Only way I found that got around this whole problem was to bin the data. This was not enough though, because WebMercatorViewport
uses latitude
and longitude
to calculate distance scales.
So I had to also add a projectionOrigin prop to WebMercatorViewport
.
WebMercatorViewport :
const distanceScales = calculateDistanceScales({
latitude: projectionOrigin ? projectionOrigin[1] : latitude,
longitude: projectionOrigin ? projectionOrigin[0] : longitude,
scale
})
Bin data :
const aoiCenter = turf.center(
wellknown(nextProps.selectedAOI.get('boundary_wkt'))
)
let bins = {}
measuredGeometry.features.forEach(f => {
const lat = f.geometry.coordinates[1]
const key = lat.toFixed(2)
if (!bins[key]) {
bins[key] = [f]
} else {
bins[key].push(f)
}
})
const scatterplotLayers = Object.keys(bins).map(key => {
const bin = bins[key]
return {
id: 'measurements points ' + key,
data: bin,
opacity: 1,
radiusMinPixels: 1,
getPosition: d => {
return d.geometry.coordinates
},
getRadius: d => 0.5,
getColor: d => [OI_GREEN.r, OI_GREEN.g, OI_GREEN.b],
fp64: false,
projectionMode: COORDINATE_SYSTEM.METER_OFFSETS,
positionOrigin: [
aoiCenter.geometry.coordinates[0],
Number(key + '5')
]
}
})
@ibgreen
But note that the precision advantages only comes when we use offsets instead of absolute coordinates, so this mode would need to support fp64.

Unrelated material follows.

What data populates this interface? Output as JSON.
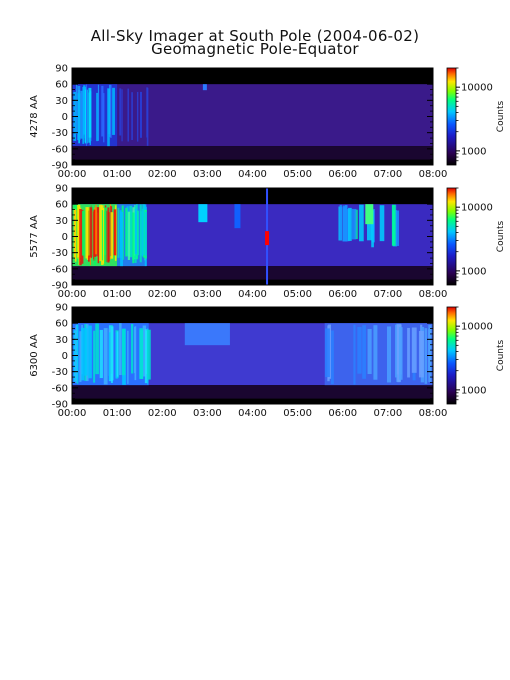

That depends. Preprojecting does reduce "jiggle" for me. It's somewhere between fp32 and fp64 shader quality. As far as I understand, the improvement is because sin/cos then use JS numbers - so better than fp32 shader sin/cos.
Need to evaluate the use case.
I used the below to plot using METER_OFFSET. Results are quite good until the points are very far from the Origin, where they start moving away from their positions plotted using LNGLAT. Any idea to get it more accurate with the lnglat positions?